Under Fox’s leadership, the congregation moved in 1824 to the newly built South Place Chapel. Laying the first stone in the previous year, Fox proclaimed:
At its opening, Fox invoked those ‘who have raised the standard of religious freedom, and fought its battles… not only for those who were like-minded with themselves, but on behalf of all’. In 1825, Fox was central to the formation of the British and Foreign Unitarian Association and acted as its first foreign secretary.

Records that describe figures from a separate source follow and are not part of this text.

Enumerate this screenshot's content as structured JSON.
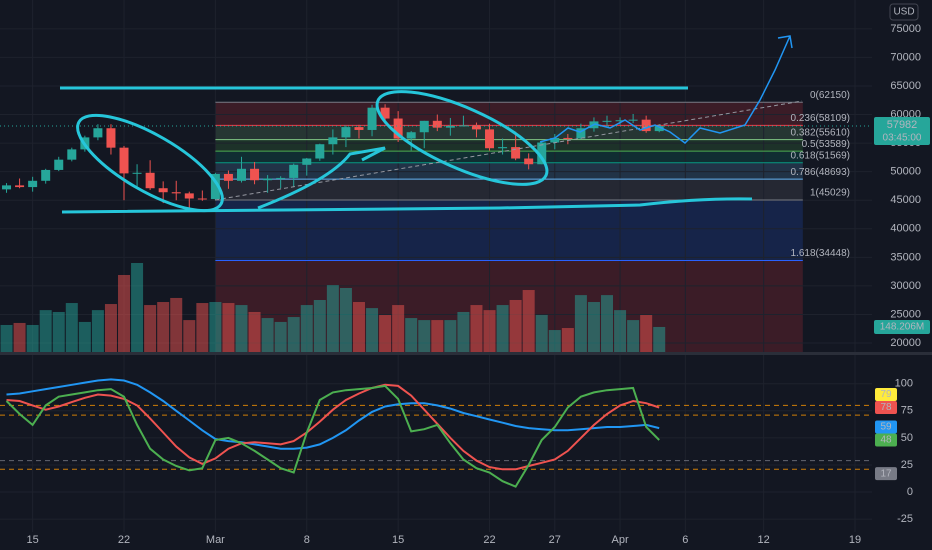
{
  "chart_data": {
    "type": "candlestick",
    "currency": "USD",
    "countdown": "03:45:00",
    "x": [
      44,
      45,
      46,
      47,
      48,
      49,
      50,
      51,
      52,
      53,
      54,
      55,
      56,
      57,
      58,
      59,
      60,
      61,
      62,
      63,
      64,
      65,
      66,
      67,
      68,
      69,
      70,
      71,
      72,
      73,
      74,
      75,
      76,
      77,
      78,
      79,
      80,
      81,
      82,
      83,
      84,
      85,
      86,
      87,
      88,
      89,
      90,
      91,
      92,
      93,
      94
    ],
    "xlim": [
      43.5,
      110.3
    ],
    "xticks": [
      {
        "value": 46,
        "label": "15"
      },
      {
        "value": 53,
        "label": "22"
      },
      {
        "value": 60,
        "label": "Mar"
      },
      {
        "value": 67,
        "label": "8"
      },
      {
        "value": 74,
        "label": "15"
      },
      {
        "value": 81,
        "label": "22"
      },
      {
        "value": 86,
        "label": "27"
      },
      {
        "value": 91,
        "label": "Apr"
      },
      {
        "value": 96,
        "label": "6"
      },
      {
        "value": 102,
        "label": "12"
      },
      {
        "value": 109,
        "label": "19"
      }
    ],
    "ylim": [
      18430,
      80050
    ],
    "yticks": [
      20000,
      25000,
      30000,
      35000,
      40000,
      45000,
      50000,
      55000,
      60000,
      65000,
      70000,
      75000
    ],
    "grid": true,
    "up_color": "#26a69a",
    "down_color": "#ef5350",
    "open": [
      46900,
      47600,
      47300,
      48400,
      50300,
      52100,
      53900,
      56000,
      57600,
      54200,
      49700,
      49800,
      47100,
      46400,
      46200,
      45300,
      45200,
      49600,
      48400,
      50500,
      48500,
      48800,
      48900,
      51200,
      52300,
      54800,
      56000,
      57800,
      57300,
      61200,
      59300,
      55800,
      56900,
      58900,
      57700,
      58000,
      58100,
      57400,
      54100,
      54300,
      52300,
      51300,
      55100,
      55900,
      55800,
      57600,
      58800,
      58900,
      59000,
      59100,
      57100
    ],
    "high": [
      48000,
      48800,
      49100,
      50500,
      52600,
      54200,
      56300,
      58300,
      58300,
      54500,
      51300,
      52000,
      48300,
      48400,
      46500,
      46700,
      49800,
      50200,
      52600,
      51700,
      49400,
      49200,
      51400,
      52400,
      54900,
      57400,
      58100,
      58200,
      61700,
      61800,
      60600,
      57100,
      58900,
      60000,
      59400,
      59800,
      58600,
      58400,
      55800,
      57000,
      53200,
      55400,
      56600,
      56600,
      58400,
      59500,
      59800,
      59500,
      60100,
      59800,
      58300
    ],
    "low": [
      46300,
      47100,
      46500,
      47900,
      50100,
      51800,
      53500,
      55500,
      53000,
      45000,
      47100,
      46800,
      44500,
      45000,
      43100,
      44900,
      45000,
      47000,
      48100,
      47800,
      46300,
      47100,
      47300,
      49300,
      51900,
      53000,
      54300,
      55800,
      56200,
      59000,
      55200,
      53700,
      54100,
      57100,
      56300,
      57900,
      56000,
      53700,
      53000,
      52000,
      50400,
      51300,
      53900,
      54800,
      55700,
      57000,
      57900,
      58200,
      58500,
      56800,
      56900
    ],
    "close": [
      47600,
      47300,
      48400,
      50300,
      52100,
      53900,
      56000,
      57600,
      54200,
      49700,
      49800,
      47100,
      46400,
      46200,
      45300,
      45200,
      49600,
      48400,
      50500,
      48500,
      48800,
      48900,
      51200,
      52300,
      54800,
      56000,
      57800,
      57300,
      61200,
      59300,
      55800,
      56900,
      58900,
      57700,
      58000,
      58100,
      57400,
      54100,
      54300,
      52300,
      51300,
      55100,
      55900,
      55800,
      57600,
      58800,
      58900,
      59000,
      59100,
      57100,
      57982
    ],
    "volume": {
      "values": [
        160,
        172,
        160,
        248,
        237,
        290,
        178,
        248,
        284,
        456,
        527,
        278,
        296,
        320,
        189,
        290,
        296,
        290,
        278,
        237,
        201,
        178,
        207,
        278,
        308,
        396,
        379,
        296,
        260,
        219,
        278,
        201,
        189,
        189,
        189,
        237,
        278,
        248,
        278,
        308,
        367,
        219,
        130,
        142,
        337,
        296,
        337,
        248,
        189,
        219,
        148.206
      ],
      "last_label": "148.206M"
    },
    "fib": {
      "x": [
        60,
        105
      ],
      "below_color": "#f23645",
      "levels": [
        {
          "value": 62150,
          "label": "0(62150)",
          "color": "#787b86"
        },
        {
          "value": 58109,
          "label": "0.236(58109)",
          "color": "#f23645"
        },
        {
          "value": 55610,
          "label": "0.382(55610)",
          "color": "#81c784"
        },
        {
          "value": 53589,
          "label": "0.5(53589)",
          "color": "#4caf50"
        },
        {
          "value": 51569,
          "label": "0.618(51569)",
          "color": "#089981"
        },
        {
          "value": 48693,
          "label": "0.786(48693)",
          "color": "#64b5f6"
        },
        {
          "value": 45029,
          "label": "1(45029)",
          "color": "#787b86"
        },
        {
          "value": 34448,
          "label": "1.618(34448)",
          "color": "#2962ff"
        }
      ]
    },
    "oscillator": {
      "ylim": [
        -36.9,
        126.5
      ],
      "yticks": [
        -25,
        0,
        25,
        50,
        75,
        100
      ],
      "levels": [
        {
          "value": 80,
          "color": "#ff9800"
        },
        {
          "value": 71,
          "color": "#ff9800"
        },
        {
          "value": 29,
          "color": "#787b86"
        },
        {
          "value": 21,
          "color": "#ff9800"
        }
      ],
      "series": [
        {
          "color": "#2196f3",
          "values": [
            90,
            91,
            93,
            95,
            97,
            99,
            101,
            103,
            104,
            103,
            99,
            92,
            84,
            75,
            66,
            57,
            49,
            47,
            46,
            44,
            42,
            40,
            40,
            41,
            44,
            50,
            57,
            66,
            74,
            79,
            81,
            82,
            82,
            80,
            77,
            73,
            70,
            67,
            64,
            61,
            59,
            58,
            57,
            57,
            58,
            59,
            60,
            60,
            61,
            62,
            59
          ]
        },
        {
          "color": "#ef5350",
          "values": [
            85,
            84,
            80,
            76,
            79,
            83,
            87,
            90,
            89,
            86,
            80,
            68,
            55,
            42,
            32,
            26,
            31,
            40,
            45,
            46,
            45,
            44,
            47,
            55,
            65,
            76,
            85,
            91,
            96,
            99,
            98,
            89,
            76,
            63,
            50,
            38,
            29,
            23,
            21,
            21,
            24,
            27,
            30,
            38,
            50,
            62,
            72,
            80,
            84,
            82,
            78
          ]
        },
        {
          "color": "#4caf50",
          "values": [
            84,
            72,
            62,
            80,
            88,
            90,
            92,
            94,
            95,
            88,
            62,
            40,
            30,
            24,
            20,
            22,
            48,
            50,
            45,
            38,
            30,
            22,
            18,
            55,
            85,
            92,
            94,
            95,
            96,
            98,
            86,
            56,
            58,
            62,
            45,
            30,
            22,
            18,
            10,
            5,
            25,
            48,
            60,
            78,
            88,
            92,
            94,
            95,
            96,
            60,
            48
          ]
        }
      ],
      "tags": [
        {
          "value": 79,
          "color": "#ffeb3b",
          "text_color": "#131722"
        },
        {
          "value": 78,
          "color": "#ef5350",
          "text_color": "#ffffff"
        },
        {
          "value": 59,
          "color": "#2196f3",
          "text_color": "#ffffff"
        },
        {
          "value": 48,
          "color": "#4caf50",
          "text_color": "#ffffff"
        },
        {
          "value": 17,
          "color": "#787b86",
          "text_color": "#ffffff"
        }
      ]
    }
  }
}
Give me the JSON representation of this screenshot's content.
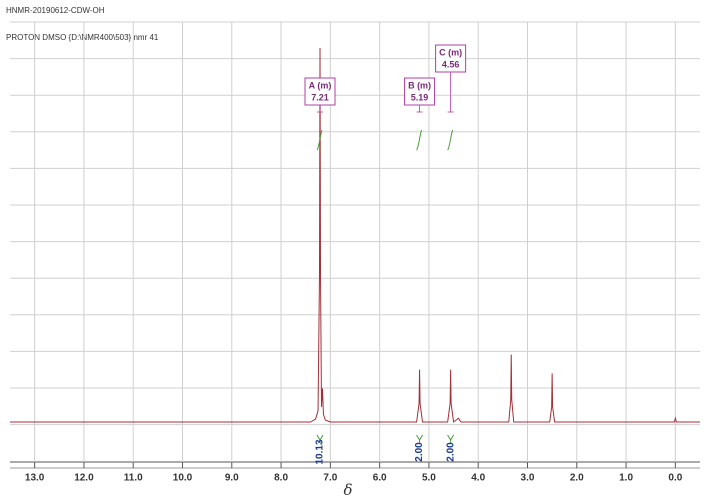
{
  "chart_data": {
    "type": "line",
    "title": "HNMR-20190612-CDW-OH",
    "subtitle": "PROTON DMSO {D:\\NMR400\\503} nmr 41",
    "x_label": "δ",
    "x": [
      13.5,
      7.4,
      7.3,
      7.25,
      7.22,
      7.21,
      7.2,
      7.18,
      7.16,
      7.14,
      7.1,
      7.0,
      5.25,
      5.2,
      5.19,
      5.18,
      5.13,
      4.62,
      4.57,
      4.56,
      4.55,
      4.5,
      4.4,
      4.35,
      3.38,
      3.34,
      3.33,
      3.32,
      3.28,
      2.55,
      2.51,
      2.5,
      2.49,
      2.45,
      0.02,
      0.0,
      -0.02,
      -0.5
    ],
    "series": [
      {
        "name": "spectrum",
        "color": "#a0303a",
        "values": [
          0,
          0,
          0.8,
          3,
          40,
          100,
          40,
          4,
          9,
          2,
          0.5,
          0,
          0,
          5,
          14,
          5,
          0,
          0,
          5,
          14,
          5,
          0,
          1,
          0,
          0,
          6,
          18,
          6,
          0,
          0,
          4,
          13,
          4,
          0,
          0,
          1,
          0,
          0
        ]
      }
    ],
    "xlim": [
      13.5,
      -0.5
    ],
    "ylim": [
      0,
      100
    ],
    "xticks": [
      {
        "value": 13,
        "label": "13.0"
      },
      {
        "value": 12,
        "label": "12.0"
      },
      {
        "value": 11,
        "label": "11.0"
      },
      {
        "value": 10,
        "label": "10.0"
      },
      {
        "value": 9,
        "label": "9.0"
      },
      {
        "value": 8,
        "label": "8.0"
      },
      {
        "value": 7,
        "label": "7.0"
      },
      {
        "value": 6,
        "label": "6.0"
      },
      {
        "value": 5,
        "label": "5.0"
      },
      {
        "value": 4,
        "label": "4.0"
      },
      {
        "value": 3,
        "label": "3.0"
      },
      {
        "value": 2,
        "label": "2.0"
      },
      {
        "value": 1,
        "label": "1.0"
      },
      {
        "value": 0,
        "label": "0.0"
      }
    ],
    "grid": true,
    "peaks": [
      {
        "label": "A (m)",
        "shift": 7.21,
        "integral": 10.13
      },
      {
        "label": "B (m)",
        "shift": 5.19,
        "integral": {
          "value": 2,
          "label": "2.00"
        }
      },
      {
        "label": "C (m)",
        "shift": 4.56,
        "integral": {
          "value": 2,
          "label": "2.00"
        }
      }
    ]
  }
}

Fox was a gifted orator, and much praised by those who heard him speak. He turned his power of speech to both religious and political subjects, with listeners comparing his delivery to musical composition. In his a Conway Memorial Lecture in 1924, Professor Graham Wallas noted that:
those thoughts are most effective which are simple in themselves, but whose varied expression produces, like the thought behind a Beethoven sonata, a feeling of infinite significance. Such are the thoughts which again and again inspire Fox’s eloquence—the purposes of Nature, the principle of freedom, the hopes of reason and progress, the solidarity of mankind, the truth which underlies all religions.
In 1831 Fox purchased the Unitarian Monthly Repository, a journal he had edited – and expanded the scope of – since 1827. He transformed the Repository from a denominational to a mainly literary magazine, supporting the early careers of Harriet Martineau, Alfred Tennyson, and Robert Browning. Martineau said of Fox that he was: ‘the occasion, and in great measure the cause, of the greatest intellectual progress I ever made before thirty.’ Browning described him as his ‘literary father’.
It was in the Repository too that, in 1834, Fox advocated for divorce on the grounds of incompatibility of temperament, which saw the other five Metropolitan Unitarian ministers break with him. Following complaints from his wife to members of the congregation (principally relating to Fox’s close relationship with composer and ward Eliza Flower), Fox had earlier in the year been remonstrated and tendered his resignation. This was, however, withdrawn at the request of a majority of the congregation. 43 of 156 seat-holders left after the decision. The same year at South Place saw a widened sweep of sermon subjects, abdication of the title of ‘reverend’ and the end of administering the sacraments.
From 1843-6, Fox was a paid writer and lecturer for the Anti-Corn Law League and for two years from 1844, also spoke weekly at the National Hall of the Working Man’s Association in Holborn, speaking in support of Chartism, public education, free trade, pacifism, and the enfranchisement of women. Of the latter, it was said that
Fox’s intimate friendship with John Stuart Mill and Mrs. Taylor, and the circumstances of his own life, gave his thought a certain fullness and modernity of content.
From 1847-62, with breaks, Fox represented Oldham as a Liberal MP.
Fox died in London on 3 June 1864 and was buried in Brompton Cemetery. His memorial service at South Place was led by Moncure Conway.
The trust-deed for the South Place Chapel, enrolled under Fox in 1825, established the freedom and flexibility that would allow it to become the South Place Ethical Society under the later leadership of Stanton Coit. The deed contained the provision that the congregation would be a place for religious worship
at such times, according to such forms, and under such regulations as are now adopted, or shall from time to time be adopted by the said Society.
For Conway this proved ‘how deliberately, at a time when Deists were in prison and Unitarians in peril, they planted the taproot of their tree in liberty.’ This openness to adapt to the beliefs of the congregation and its leader, as well as to the needs of society itself, paved the way for the humanism heralded by its becoming an ethical society in 1888.